In der sogenannten CASP-Challenge (das steht für Critical Assessment of Protein Structure Prediction, also Systematische Bewertung der Proteinstrukturvorhersage) wetteifern Teams aus der ganzen Welt seit 1994 darum, wer das beste Programm zum Vorhersagen der Proteinform hat.
Google schlägt Rekorde in der Proteinanalyse
In der Zwischenzeit hatte Hassabis das KI-Startup DeepMind gegründet. Dort entwickelte er 2016 Alphago, die erste KI, die es schaffte, im Brettspiel Go den Weltmeister zu besiegen. Kurz darauf kaufte Google das Startup und Hassabis leitete es weiterhin.
Hassabis setzte ein Team um seinen Mitarbeiter John Michael Jumper auf das Problem der Proteinfaltung an. Zusammen entwickelten sie das KI-Programm Alphafold. Es sollte in der Proteindatenbank einen Zusammenhang zwischen Aminosäuresequenzen der Proteine und ihrer dreidimensionalen Form errechnen. Dafür arbeitet das Programm mit den 200 Millionen bekannten Proteinsequenzen und der Struktur von etwa einer Million Proteine.
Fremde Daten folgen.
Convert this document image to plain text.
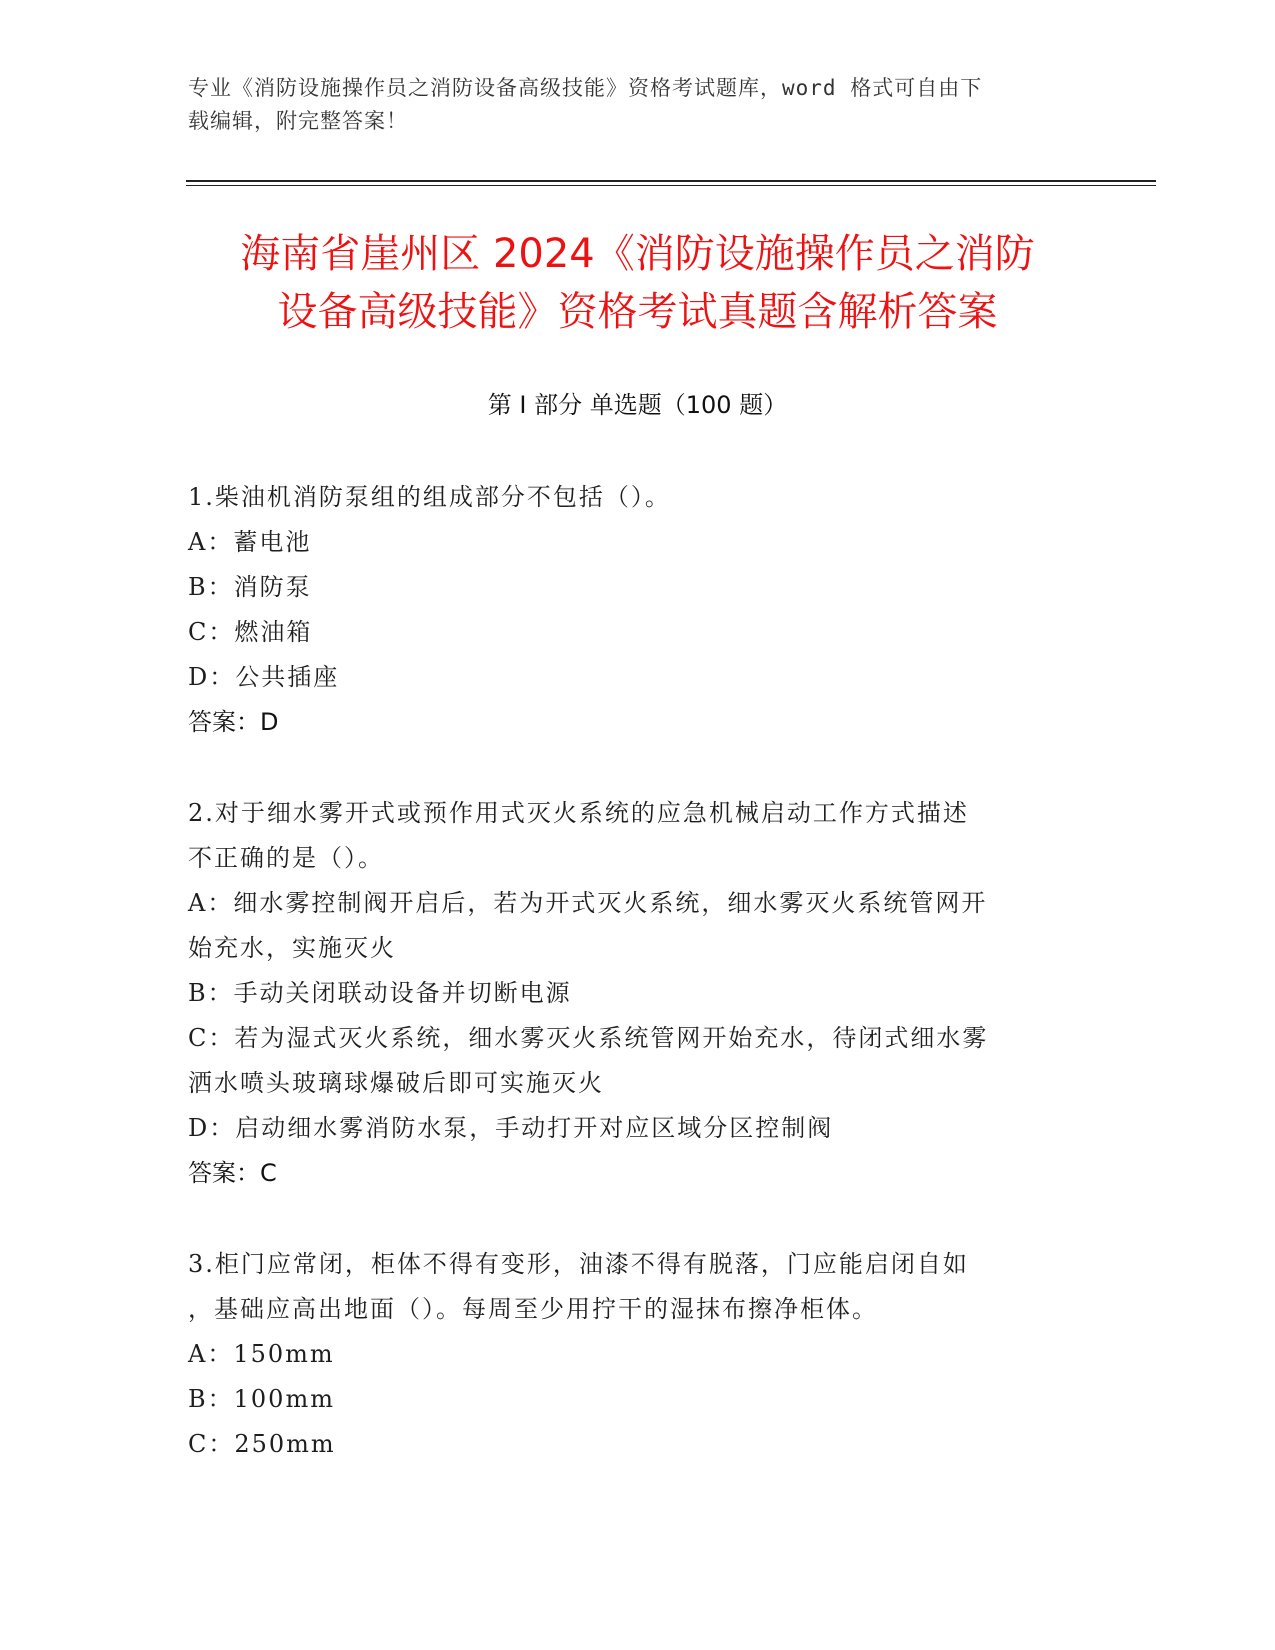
专业《消防设施操作员之消防设备高级技能》资格考试题库，word 格式可自由下
载编辑，附完整答案！
海南省崖州区 2024《消防设施操作员之消防
设备高级技能》资格考试真题含解析答案
第 I 部分 单选题（100 题）
1.柴油机消防泵组的组成部分不包括（）。
A：蓄电池
B：消防泵
C：燃油箱
D：公共插座
答案：D
2.对于细水雾开式或预作用式灭火系统的应急机械启动工作方式描述
不正确的是（）。
A：细水雾控制阀开启后，若为开式灭火系统，细水雾灭火系统管网开
始充水，实施灭火
B：手动关闭联动设备并切断电源
C：若为湿式灭火系统，细水雾灭火系统管网开始充水，待闭式细水雾
洒水喷头玻璃球爆破后即可实施灭火
D：启动细水雾消防水泵，手动打开对应区域分区控制阀
答案：C
3.柜门应常闭，柜体不得有变形，油漆不得有脱落，门应能启闭自如
，基础应高出地面（）。每周至少用拧干的湿抹布擦净柜体。
A：150mm
B：100mm
C：250mm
Bereits im Jahr 2018 schlug das KI-Programm Alphafold von Deepmind den CASP-Rekord. Durch die zweite Version des Programms gelang 2020 der grosse Durchbruch: Die Vorhersagen waren mit grossem Abstand besser als jene aller bisherigen Programme, darunter auch das damalige Programm des Teams von Baker.
Kritik an jüngsten Entscheidungen von Google
Ohne die jahrzehntelange Vorarbeit der Strukturbiologie wäre Alphafold allerdings nie möglich geworden. In der Schweiz wird zum Beispiel am Paul-Scherrer Institut zu Proteinstrukturen geforscht. Nach Angaben dort tätiger Experten sind etwa Wissenschafter am Synchrotron der Schweiz (SLS) für gut fünf Prozent der Einträge in der Protein-Datenbank zuständig.
Kurz, die Datenbank wurde von Wissenschaftern aus der Grundlagenforschung aufgebaut. Deswegen stösst die jüngste Eröffnung von Google, dass Alphafold3, die neueste Version der Software, nicht mehr öffentlich zugänglich sei, unter Wissenschaftern auf Kritik. Ohne öffentlich zugängliche Daten wird nämlich nobelpreiswürdige Forschung in Zukunft kaum möglich sein.